Wednesday, March 17, 2010

The Biz of Baseball: Stop looking at service time for arbitration comparisons

The Biz of Baseball has a lesson in comparing arbitration-eligible players: Service time comparisons are useless. And writer Joe Tetreault uses Hunter Pence as a comparison:

A multi-year deal for Hunter Pence is absolutely the prudent course of action. But...Pence's starting point is significantly higher than that of either Denard Span or Arizona's Mark Reynolds who just signed a long term contract as well.

Because neither would be arbitration eligible until after the season Span and Reynolds are more comparable...

...Constructing a reasonable contract for Pence needs to be based on his service time, his performance and comparable players. Luckily, we can project Pence’s progression with a similar player who is one year ahead of Pence in the arbitration process.
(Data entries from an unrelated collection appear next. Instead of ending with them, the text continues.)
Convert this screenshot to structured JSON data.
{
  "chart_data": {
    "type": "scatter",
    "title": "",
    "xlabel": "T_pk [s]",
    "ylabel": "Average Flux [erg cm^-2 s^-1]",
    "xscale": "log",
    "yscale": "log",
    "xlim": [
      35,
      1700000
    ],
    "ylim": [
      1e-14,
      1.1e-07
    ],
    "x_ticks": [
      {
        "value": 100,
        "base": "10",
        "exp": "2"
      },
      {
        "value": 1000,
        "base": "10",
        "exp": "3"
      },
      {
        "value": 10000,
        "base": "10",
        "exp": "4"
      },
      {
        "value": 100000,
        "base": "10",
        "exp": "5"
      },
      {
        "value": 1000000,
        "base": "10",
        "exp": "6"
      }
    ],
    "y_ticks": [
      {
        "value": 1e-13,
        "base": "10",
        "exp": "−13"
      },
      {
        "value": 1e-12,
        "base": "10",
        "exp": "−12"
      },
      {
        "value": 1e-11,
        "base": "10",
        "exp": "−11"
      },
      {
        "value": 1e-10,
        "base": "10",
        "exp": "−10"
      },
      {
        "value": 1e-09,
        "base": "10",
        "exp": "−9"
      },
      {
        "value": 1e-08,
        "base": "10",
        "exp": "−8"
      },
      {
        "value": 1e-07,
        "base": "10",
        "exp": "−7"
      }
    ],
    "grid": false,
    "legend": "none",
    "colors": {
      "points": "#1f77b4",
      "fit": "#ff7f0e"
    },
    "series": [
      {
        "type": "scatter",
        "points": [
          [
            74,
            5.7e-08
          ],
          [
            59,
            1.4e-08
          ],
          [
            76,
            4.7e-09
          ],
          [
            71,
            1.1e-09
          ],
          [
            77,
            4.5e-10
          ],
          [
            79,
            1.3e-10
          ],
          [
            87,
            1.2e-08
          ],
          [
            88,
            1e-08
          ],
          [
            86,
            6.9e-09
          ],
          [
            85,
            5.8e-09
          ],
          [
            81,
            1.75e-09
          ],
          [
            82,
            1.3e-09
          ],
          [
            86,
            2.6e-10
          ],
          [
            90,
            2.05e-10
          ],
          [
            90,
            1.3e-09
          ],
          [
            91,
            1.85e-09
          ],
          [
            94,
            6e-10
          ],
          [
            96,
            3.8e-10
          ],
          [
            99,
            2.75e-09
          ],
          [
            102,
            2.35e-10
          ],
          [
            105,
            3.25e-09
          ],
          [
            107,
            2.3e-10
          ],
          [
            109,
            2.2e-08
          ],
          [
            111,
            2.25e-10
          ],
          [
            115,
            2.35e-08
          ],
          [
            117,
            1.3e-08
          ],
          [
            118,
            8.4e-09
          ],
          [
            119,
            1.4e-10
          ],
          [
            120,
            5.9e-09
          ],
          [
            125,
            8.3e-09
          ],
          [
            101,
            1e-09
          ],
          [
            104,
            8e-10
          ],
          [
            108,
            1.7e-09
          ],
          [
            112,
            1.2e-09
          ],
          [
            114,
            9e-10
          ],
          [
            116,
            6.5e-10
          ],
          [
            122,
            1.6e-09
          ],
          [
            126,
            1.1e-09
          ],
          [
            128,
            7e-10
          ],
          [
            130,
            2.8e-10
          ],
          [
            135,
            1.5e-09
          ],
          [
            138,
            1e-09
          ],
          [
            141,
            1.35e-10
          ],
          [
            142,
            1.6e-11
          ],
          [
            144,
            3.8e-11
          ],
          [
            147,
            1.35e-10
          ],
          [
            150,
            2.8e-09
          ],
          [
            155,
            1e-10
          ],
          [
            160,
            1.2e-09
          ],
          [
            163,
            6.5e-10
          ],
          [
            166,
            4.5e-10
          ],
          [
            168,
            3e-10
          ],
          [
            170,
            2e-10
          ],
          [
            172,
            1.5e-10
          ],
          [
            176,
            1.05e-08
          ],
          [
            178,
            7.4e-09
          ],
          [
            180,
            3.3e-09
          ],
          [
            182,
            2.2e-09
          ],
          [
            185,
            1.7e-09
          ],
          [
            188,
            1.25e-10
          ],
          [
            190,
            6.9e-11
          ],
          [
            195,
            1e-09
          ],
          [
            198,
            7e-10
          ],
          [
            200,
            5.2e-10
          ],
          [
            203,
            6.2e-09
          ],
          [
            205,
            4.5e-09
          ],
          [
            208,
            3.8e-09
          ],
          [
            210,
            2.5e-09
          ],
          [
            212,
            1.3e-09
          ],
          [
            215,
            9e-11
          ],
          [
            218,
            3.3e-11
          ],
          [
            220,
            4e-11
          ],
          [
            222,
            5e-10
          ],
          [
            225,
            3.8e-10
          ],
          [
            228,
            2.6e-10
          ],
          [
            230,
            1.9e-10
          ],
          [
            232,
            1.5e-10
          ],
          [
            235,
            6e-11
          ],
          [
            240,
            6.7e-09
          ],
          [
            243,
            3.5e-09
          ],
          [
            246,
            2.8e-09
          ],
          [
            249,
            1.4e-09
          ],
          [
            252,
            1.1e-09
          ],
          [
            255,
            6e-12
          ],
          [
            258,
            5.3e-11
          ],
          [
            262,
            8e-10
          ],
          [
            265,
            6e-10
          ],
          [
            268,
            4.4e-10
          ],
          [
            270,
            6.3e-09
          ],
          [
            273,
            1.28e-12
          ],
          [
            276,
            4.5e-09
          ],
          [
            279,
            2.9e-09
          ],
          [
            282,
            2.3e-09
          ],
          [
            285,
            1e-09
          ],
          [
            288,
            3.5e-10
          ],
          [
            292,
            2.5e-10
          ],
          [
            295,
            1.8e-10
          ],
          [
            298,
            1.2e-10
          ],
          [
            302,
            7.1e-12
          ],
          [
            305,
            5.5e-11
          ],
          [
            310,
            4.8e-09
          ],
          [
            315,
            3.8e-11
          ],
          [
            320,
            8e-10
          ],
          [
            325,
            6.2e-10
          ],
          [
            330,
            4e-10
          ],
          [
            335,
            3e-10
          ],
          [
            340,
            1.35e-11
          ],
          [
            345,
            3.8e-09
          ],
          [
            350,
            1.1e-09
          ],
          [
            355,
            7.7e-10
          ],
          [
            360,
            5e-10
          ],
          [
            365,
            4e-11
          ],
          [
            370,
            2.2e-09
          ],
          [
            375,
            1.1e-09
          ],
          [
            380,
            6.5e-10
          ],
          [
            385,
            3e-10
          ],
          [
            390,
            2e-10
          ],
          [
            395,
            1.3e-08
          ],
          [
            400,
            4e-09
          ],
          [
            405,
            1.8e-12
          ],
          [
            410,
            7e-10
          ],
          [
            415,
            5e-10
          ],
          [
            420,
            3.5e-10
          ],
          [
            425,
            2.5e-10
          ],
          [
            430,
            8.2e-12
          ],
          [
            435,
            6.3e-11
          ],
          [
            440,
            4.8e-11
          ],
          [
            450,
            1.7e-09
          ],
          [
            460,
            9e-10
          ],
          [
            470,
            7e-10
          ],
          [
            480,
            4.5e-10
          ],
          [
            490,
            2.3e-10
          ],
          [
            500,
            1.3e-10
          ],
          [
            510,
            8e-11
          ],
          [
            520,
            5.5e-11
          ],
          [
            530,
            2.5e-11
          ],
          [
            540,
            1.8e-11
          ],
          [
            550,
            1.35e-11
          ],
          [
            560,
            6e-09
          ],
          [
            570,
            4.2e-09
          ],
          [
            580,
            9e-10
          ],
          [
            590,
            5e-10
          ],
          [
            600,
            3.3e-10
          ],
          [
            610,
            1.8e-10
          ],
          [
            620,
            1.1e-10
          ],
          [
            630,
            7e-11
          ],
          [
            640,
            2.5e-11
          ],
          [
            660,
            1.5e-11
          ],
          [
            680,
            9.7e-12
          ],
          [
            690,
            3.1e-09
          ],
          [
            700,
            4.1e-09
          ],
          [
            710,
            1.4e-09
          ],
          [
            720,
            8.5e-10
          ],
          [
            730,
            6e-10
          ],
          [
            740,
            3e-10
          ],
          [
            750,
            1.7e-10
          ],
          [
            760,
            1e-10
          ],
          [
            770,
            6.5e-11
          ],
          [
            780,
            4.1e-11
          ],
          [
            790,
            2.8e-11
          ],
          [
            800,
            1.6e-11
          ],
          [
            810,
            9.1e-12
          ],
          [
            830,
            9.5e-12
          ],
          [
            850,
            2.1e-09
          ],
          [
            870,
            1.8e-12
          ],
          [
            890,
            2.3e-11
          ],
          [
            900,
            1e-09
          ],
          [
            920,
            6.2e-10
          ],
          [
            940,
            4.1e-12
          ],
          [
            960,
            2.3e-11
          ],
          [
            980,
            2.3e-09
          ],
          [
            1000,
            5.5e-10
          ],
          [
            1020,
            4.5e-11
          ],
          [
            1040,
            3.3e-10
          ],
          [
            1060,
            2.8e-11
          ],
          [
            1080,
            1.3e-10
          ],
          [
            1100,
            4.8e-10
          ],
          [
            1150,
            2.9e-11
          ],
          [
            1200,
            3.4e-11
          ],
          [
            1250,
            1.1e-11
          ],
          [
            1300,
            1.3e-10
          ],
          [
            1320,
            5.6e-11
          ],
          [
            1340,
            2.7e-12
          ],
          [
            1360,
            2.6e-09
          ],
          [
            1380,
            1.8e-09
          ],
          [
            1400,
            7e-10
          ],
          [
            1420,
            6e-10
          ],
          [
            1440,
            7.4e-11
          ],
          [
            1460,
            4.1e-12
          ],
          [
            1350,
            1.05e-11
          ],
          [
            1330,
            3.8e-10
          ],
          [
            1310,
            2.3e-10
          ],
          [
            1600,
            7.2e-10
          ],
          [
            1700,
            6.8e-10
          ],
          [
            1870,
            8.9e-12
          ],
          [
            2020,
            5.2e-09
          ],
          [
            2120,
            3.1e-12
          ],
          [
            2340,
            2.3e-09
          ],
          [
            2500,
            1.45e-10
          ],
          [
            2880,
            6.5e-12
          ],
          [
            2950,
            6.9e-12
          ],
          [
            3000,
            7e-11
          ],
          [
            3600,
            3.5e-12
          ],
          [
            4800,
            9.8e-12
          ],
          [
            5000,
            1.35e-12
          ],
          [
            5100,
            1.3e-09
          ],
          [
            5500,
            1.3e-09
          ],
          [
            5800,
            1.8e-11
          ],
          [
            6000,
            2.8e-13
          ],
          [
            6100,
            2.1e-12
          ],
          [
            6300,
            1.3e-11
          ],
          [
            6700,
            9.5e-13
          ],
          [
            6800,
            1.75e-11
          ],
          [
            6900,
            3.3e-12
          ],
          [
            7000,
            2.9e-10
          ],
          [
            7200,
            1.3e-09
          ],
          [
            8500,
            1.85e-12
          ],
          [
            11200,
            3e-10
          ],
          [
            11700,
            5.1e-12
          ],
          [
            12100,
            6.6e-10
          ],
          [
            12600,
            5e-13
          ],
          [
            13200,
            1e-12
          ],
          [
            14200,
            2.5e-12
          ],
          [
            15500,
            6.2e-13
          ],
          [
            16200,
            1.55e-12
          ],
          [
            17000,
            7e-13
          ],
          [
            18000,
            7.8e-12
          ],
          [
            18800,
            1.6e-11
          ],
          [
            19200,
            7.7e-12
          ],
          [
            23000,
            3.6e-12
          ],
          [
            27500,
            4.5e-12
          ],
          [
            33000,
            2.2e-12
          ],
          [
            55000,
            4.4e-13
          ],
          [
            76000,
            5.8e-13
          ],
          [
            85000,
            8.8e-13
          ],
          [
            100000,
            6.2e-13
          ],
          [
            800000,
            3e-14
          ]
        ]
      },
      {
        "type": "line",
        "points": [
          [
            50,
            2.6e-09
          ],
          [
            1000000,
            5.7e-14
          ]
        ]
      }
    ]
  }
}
The Dodgers Andre Ethier provides a near ideal roadmap for what lies ahead.


(Ed. Note: Ethier-as-roadmap was something we examined on January 15)

...Using Ethier as a guide, if Pence maintains his current rate of production, he should expect no less than $6.5 million in 2011 (Ethier is getting $6 million next season and Pence has a higher starting point) and better than $10 million in 2012 (Ethier is getting $9.25 million). To buy out the balance of his arbitration eligibility will likely cost Houston close to $30 million over three seasons on top of the $3.5 Pence will earn this year.

So chalk this up to "Maybe Ed Wade Knows What He's Doing."